The Lake Nyos Limnic Eruption

Limnic eruptions are one of the strangest natural disasters known. The criteria required for one to occur make them very uncommon. Lake Nyos is located in a very remote area of the Cameroonian jungle. Though it is not very large, only 1.2 miles by 0.75 miles, it is quite deep, 682 feet.

Below the bed, a magma chamber is leaking carbon dioxide into the water. This transforms the water into carbonic acid. Since Carbon dioxide is 1.5 times denser than air, it will not rise from the bottom of a lake, unless pushed up by another force.
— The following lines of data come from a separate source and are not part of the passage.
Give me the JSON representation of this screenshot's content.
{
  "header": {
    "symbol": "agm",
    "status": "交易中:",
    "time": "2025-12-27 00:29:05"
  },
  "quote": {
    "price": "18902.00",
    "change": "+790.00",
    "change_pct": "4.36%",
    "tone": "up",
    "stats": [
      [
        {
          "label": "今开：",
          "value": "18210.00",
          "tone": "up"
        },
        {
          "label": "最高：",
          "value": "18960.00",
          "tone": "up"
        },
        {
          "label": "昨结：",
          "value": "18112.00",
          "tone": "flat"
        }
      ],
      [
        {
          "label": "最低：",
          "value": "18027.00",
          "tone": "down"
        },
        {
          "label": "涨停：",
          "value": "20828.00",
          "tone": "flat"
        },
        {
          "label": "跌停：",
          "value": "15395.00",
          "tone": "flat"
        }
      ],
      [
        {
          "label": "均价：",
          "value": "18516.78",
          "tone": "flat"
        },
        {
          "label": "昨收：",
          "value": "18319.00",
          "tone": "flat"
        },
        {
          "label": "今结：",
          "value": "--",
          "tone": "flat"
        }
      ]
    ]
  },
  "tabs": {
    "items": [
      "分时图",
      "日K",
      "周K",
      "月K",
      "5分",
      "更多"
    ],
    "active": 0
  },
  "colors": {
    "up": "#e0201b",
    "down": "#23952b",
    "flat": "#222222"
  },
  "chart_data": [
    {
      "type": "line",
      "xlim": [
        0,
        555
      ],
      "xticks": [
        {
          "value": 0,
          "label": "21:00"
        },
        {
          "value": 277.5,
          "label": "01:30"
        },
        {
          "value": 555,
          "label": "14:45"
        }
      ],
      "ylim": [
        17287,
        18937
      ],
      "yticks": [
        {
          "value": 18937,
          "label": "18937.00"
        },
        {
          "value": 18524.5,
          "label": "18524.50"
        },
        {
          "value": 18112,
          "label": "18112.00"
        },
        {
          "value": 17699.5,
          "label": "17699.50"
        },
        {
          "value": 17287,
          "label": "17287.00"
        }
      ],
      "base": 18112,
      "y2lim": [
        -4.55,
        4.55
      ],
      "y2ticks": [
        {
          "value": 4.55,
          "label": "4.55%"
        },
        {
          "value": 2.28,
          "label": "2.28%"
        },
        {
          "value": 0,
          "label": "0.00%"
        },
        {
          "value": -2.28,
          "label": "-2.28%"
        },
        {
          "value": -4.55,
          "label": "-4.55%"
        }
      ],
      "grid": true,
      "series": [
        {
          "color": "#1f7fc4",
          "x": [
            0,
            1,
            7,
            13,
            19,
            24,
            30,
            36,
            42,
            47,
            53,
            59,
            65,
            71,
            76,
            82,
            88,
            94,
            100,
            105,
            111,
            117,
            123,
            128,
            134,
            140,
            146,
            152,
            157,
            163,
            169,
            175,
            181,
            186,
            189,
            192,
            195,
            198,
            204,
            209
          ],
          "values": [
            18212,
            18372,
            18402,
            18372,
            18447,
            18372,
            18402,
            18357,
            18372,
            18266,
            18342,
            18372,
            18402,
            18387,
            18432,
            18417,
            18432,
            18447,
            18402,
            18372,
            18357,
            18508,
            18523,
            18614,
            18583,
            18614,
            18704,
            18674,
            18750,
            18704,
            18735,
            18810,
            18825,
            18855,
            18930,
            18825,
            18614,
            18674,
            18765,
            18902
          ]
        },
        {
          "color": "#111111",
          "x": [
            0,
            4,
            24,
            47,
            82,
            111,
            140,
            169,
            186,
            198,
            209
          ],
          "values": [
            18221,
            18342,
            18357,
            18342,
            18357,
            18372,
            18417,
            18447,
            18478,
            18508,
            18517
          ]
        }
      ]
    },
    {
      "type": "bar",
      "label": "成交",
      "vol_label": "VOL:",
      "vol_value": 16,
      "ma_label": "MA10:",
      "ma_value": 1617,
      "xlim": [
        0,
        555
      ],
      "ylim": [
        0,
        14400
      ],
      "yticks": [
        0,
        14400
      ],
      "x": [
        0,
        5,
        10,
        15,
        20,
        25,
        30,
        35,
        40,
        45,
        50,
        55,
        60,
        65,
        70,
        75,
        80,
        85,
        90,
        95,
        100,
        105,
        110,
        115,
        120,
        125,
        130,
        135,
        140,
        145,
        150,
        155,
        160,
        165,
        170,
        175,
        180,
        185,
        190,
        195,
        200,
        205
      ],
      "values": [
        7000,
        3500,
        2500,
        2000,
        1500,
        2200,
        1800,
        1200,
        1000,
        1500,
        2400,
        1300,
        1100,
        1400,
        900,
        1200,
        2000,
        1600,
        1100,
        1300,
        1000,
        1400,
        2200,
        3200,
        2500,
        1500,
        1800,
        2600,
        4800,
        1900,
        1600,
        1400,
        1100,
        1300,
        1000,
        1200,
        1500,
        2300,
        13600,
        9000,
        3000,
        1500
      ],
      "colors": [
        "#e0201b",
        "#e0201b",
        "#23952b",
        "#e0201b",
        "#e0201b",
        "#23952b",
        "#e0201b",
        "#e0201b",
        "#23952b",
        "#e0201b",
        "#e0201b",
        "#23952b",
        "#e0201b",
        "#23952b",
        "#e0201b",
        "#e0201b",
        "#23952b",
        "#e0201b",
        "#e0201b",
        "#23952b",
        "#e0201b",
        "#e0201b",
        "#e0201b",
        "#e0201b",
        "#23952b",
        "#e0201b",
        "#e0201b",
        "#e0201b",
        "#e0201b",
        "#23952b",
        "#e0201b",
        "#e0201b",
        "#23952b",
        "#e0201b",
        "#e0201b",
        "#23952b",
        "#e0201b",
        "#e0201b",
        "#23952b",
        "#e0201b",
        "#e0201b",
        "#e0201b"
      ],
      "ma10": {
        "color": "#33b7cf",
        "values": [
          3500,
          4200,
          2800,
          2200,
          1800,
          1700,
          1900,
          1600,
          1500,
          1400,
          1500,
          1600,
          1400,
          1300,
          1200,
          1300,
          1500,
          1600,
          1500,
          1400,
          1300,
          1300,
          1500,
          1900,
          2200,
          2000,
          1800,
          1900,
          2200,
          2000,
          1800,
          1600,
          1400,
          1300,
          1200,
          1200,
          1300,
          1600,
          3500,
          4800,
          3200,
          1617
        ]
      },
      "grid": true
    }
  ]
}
There are only three such lakes known on whole Earth.

On August 21, 1986, the carbon dioxide underneath the lake suddenly erupted all at once, 1.6 million tons of it, and freed a cloud of carbon dioxide from the lake. This cloud, being heavier than air, clasped the ground contours, and blew out of the lake at 60 mph, went downhill throughout the area at up to 30 mph, and displaced all the oxygen in several small villages, suffocating between 1,700 and 1,800 people, excluding their livestock.

The force of the gas discharge also blew out the lake water itself, in an 80 ft high tsunami that stripped the trees, shrubs, and soil off one side of the shore.